Un prof suspendu pour un vidéoclip

Clara Loiseau | Journal de Montréal
Un professeur d’une école secondaire de Châteauguay menant une carrière parallèle de rappeur considère qu'il a été injustement suspendu à la suite d’une plainte déposée à cause d’un de ses clips vidéo.
«Pour moi ça ne fait pas de sens, c’est une attaque envers moi, ma personne, mon nom et mon art, et c’est totalement injustifié», laisse tomber Chad Ashe, enseignant à l’école Gabrielle-Roy, à Châteauguay, et rappeur.
Depuis le vendredi 12 novembre 2021, l’homme de 34 ans ne peut plus enseigner à ses 22 élèves de première secondaire pour une durée d’au moins 10 jours.
Écoutez le témoignage de Chad Ashe, enseignant au secondaire:
«La directrice de l’établissement où j’enseigne m’a appelé pour me dire qu’il y avait eu une plainte à propos de mon vidéo et qu’il y allait avoir une investigation», affirme M. Ashe, qui est également le fils de la chanteuse Sylvie DesGroseilliers.
La vidéo en question, publiée sur la plateforme YouTube le 26 août dernier, est un clip réalisé pour sa chanson intitulée Wahala, qui signifie «problème» en Nigérien.
Le chanteur apparaît avec une femme en maillot de bain, buvant, mangeant et profitant d’une piscine ou marchant dans un champ.
«C’est une chanson à propos de l’amour, de ne pas vouloir de problème avec une personne quand tu la rencontres. Ce vidéo je l’ai filmé avec ma copine parce qu’on s’aime et qu’on aime la chanson, et qu’on voulait célébrer notre belle vie et qu’on est heureux», confie celui qui enseigne depuis cinq ans.
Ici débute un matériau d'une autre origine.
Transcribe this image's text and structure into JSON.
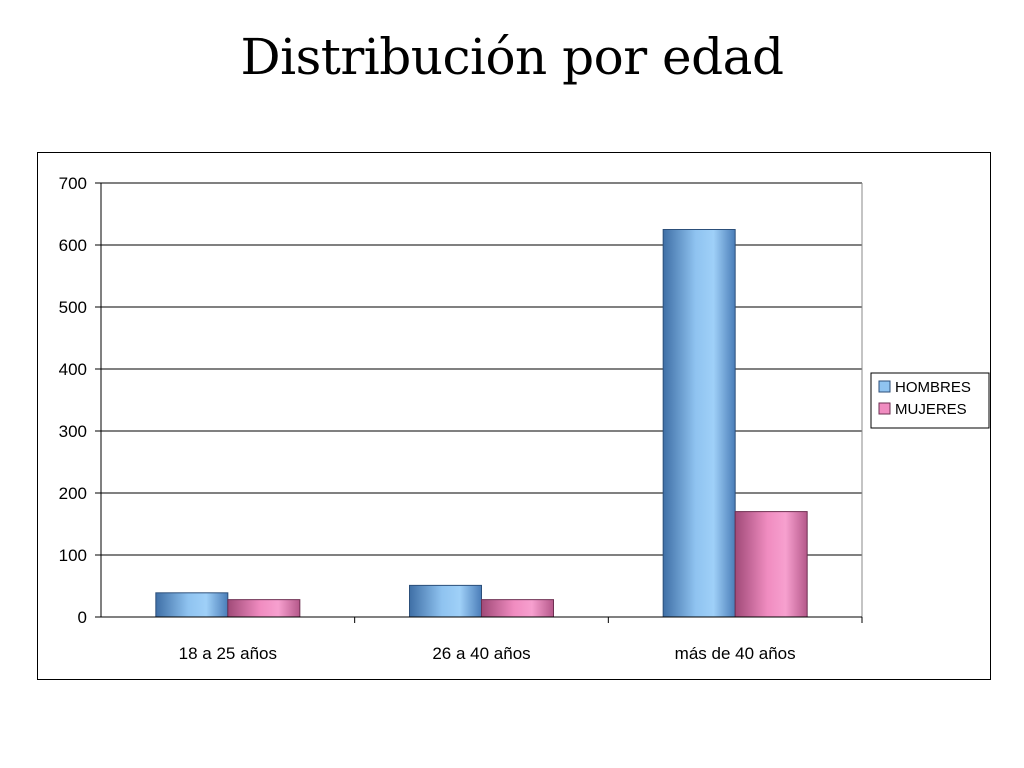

Selon ce dernier, la directrice de son établissement d’enseignement lui a indiqué que c’est justement parce qu’il apparaissait en maillot de bain avec une femme, elle-même en maillot, qu’il a été suspendu.

Préoccupation
Par courriel, la Commission scolaire New Frontiers a d’emblée indiqué qu’elle ne dévoilerait aucun détail, une enquête étant en cours.
«Je confirmerai cependant que ce sont des préoccupations exprimées par des parents, préoccupations que nous prenons très au sérieux, qui sont à l’origine de la situation dans laquelle nous nous retrouvons actuellement avec M. Ashe», a expliqué par courriel le directeur de la Commission scolaire, Rob Buttars.
Pour Chad Ashe, qui devra se présenter le 25 novembre à une audience, l’incompréhension reste totale.
«J’ai parlé de ma musique [à mes étudiants] et ils ont voulu voir ce que je faisais, alors j’ai passé environ 30 secondes du clip. Ça, c’était en début septembre, alors j’ai du mal à comprendre qu’on envoie une plainte deux mois plus tard.»
Racisme et jalousie?
Le rappeur de 34 ans pense aussi que c’est à cause de sa couleur de peau qu’il est visé par cette récrimination.
«Il y a des professeurs qui font de la musique, mais c’est sûr qu’ils ne me ressemblent pas», ajoute M. Ashe, qui raconte qu'il a aussi reçu plusieurs commentaires racistes depuis le début de sa carrière de la part de collègues de travail.
S’il confie qu'il n'a jamais rien fait contre les remarques racistes faites à son encontre, il a cette fois décidé de se défendre.
«Une accusation, ça suffit pour nuire à la réputation de quelqu’un toute une vie, alors je ne peux pas ignorer cette suspension comme j’ai pu ignorer des commentaires racistes. Là, on joue avec mon nom en tant que prof alors que ça fait des années que j’essaie de l’établir et que je veux juste faire le bien dans la communauté éducative», a déploré M. Ashe, précisant qu’une collègue a déjà notamment fait allusion au proxénétisme et à son apparence physique.
Chad Ashe a contacté son syndicat, qui a décliné la demande d’entrevue du Journal, puisque l’enquête est encore en cours.